Consciousness makes possible our belief that we are the same identity in different times and

different places.

DAVID HUME
- His claim about self is quite controversial because he assumed that there is no self!

- Hume considered that the self does not exist because all of the experiences that a person may have are
just perceptions and this includes the perception of self. None of these perceptions resemble a unified
and permanent self-identity that exists over time.

- Hume explained that the self that is being experienced by an individual is nothing but a kind of fictional
self. Human created an imaginary creature which is not real. “Fictional self” is created to unify the
mental events and introduce order into an individual lives, but this “self” has no real existence.

SIGMUND FREUD
- He has a dualistic view of self which involves the conscious self and unconscious self. The conscious self
is governed by reality principle. Here, the self is rational, practical, and appropriate to the social
environment. The unconscious self is governed by pleasure principle.

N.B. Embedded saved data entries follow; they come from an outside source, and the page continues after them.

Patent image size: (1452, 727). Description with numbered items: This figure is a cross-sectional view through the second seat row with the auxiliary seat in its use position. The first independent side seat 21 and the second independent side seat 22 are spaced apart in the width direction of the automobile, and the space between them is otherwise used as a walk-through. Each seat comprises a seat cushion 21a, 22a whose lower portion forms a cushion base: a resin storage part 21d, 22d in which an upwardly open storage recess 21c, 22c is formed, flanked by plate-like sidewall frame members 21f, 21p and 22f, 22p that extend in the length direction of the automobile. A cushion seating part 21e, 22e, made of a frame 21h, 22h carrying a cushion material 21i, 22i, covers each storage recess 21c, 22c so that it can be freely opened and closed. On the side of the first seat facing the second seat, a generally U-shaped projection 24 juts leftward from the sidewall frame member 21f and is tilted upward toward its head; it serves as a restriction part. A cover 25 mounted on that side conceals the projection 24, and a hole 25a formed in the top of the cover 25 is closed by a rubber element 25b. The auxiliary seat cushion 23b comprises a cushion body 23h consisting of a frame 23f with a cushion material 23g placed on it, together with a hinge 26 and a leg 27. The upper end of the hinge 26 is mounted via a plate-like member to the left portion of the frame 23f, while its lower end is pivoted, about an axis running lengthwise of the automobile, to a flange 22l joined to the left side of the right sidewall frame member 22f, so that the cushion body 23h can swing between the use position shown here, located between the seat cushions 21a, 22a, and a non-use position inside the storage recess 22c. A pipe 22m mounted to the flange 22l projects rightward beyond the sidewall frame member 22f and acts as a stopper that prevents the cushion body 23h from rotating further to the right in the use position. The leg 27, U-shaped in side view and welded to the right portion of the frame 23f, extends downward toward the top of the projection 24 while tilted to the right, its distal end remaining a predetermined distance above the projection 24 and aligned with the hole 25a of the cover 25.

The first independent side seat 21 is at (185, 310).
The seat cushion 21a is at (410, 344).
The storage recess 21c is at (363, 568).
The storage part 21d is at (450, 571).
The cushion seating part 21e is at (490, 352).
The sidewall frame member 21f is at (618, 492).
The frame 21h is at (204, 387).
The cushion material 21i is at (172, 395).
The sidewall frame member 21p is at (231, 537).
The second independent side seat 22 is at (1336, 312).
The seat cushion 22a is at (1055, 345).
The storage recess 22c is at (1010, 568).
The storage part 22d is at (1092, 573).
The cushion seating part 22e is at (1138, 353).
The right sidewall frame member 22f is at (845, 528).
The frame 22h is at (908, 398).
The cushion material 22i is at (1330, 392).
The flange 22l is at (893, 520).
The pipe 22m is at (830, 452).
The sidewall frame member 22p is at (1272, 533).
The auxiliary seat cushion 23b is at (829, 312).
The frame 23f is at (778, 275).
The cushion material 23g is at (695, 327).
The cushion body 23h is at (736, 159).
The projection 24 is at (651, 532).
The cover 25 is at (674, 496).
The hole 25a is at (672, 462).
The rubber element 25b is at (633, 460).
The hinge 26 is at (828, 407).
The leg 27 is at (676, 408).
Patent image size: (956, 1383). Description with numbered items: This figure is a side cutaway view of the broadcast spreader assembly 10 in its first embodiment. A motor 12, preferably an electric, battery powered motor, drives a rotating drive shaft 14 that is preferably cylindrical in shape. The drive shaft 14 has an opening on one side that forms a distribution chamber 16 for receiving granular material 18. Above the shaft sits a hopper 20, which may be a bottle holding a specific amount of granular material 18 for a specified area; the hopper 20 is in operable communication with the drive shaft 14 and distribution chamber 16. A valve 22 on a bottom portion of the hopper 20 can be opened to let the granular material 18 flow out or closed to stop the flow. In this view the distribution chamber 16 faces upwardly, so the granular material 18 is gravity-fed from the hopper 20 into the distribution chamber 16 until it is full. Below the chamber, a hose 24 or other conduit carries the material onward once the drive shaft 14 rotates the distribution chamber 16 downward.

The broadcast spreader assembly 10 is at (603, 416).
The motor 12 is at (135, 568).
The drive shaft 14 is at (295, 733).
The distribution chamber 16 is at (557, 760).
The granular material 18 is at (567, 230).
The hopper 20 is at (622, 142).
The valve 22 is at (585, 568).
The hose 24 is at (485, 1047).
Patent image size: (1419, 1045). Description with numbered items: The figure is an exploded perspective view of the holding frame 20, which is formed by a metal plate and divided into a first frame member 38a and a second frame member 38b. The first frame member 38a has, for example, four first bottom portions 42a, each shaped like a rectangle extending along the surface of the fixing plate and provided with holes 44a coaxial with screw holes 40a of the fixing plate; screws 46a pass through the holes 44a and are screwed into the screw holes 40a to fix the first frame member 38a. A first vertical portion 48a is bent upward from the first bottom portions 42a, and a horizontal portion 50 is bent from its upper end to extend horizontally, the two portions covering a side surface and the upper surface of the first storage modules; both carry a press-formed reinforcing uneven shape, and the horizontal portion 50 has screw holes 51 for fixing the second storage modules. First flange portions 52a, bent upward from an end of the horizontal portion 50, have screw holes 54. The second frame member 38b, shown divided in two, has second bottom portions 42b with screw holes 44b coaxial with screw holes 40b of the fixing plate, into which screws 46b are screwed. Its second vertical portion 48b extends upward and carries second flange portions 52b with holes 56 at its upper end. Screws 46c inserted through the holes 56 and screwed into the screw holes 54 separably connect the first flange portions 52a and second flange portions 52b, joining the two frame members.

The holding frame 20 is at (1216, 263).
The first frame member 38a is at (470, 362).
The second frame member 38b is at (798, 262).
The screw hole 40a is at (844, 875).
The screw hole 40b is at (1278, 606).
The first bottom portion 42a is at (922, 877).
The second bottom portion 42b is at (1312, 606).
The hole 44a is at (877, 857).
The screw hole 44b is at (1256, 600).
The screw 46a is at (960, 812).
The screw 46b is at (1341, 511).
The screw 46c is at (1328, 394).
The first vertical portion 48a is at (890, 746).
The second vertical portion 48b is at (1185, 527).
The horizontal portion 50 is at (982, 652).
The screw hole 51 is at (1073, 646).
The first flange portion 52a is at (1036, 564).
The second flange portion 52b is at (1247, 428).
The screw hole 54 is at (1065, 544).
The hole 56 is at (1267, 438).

It is the self that is aggressive,
destructive, unrealistic and instinctual.

GILBERT RYLE
- According to Ryle, the self is best understood as a pattern of behavior, the tendency or disposition for a
person to behave in a certain way in certain circumstances.

IMMANUEL KANT
- It is the self that makes consciousness for the person to make sense of everything. It is the one that
help every individual gain insight and knowledge. If the self failed to do this synthesizing function, there
would be a chaotic and insignificant collection of sensations.

- The self is the product of reason, a regulative


principle because the self regulates experience by making unified experience possible and unlike Hume,
Kant’s self is not the object of consciousness, but it makes the consciousness understandable and
unique.

PAUL AND PATRICIA CHURCHLAND


- He claims that the self is a product of brain activity. The behavior of the self can be attributed to the
neuropharmacological states, the neural activity in specialized anatomical areas.

MAURICE MERLEAU- PONTY


- According to him, the world and the sense of self are emergent phenomena in the ongoing process of
man’s becoming.

- He took a very different approach to the self and the mind/body “problem.” According to him, the
division between the “mind” and the “body” is a product of confused thinking. The self is experienced as
a unity in which the mental and physical are seamlessly woven together. This unity is the primary
experience of selves and begin to doubt it when an individual use their minds to concoct abstract
notions of a separate mind and body.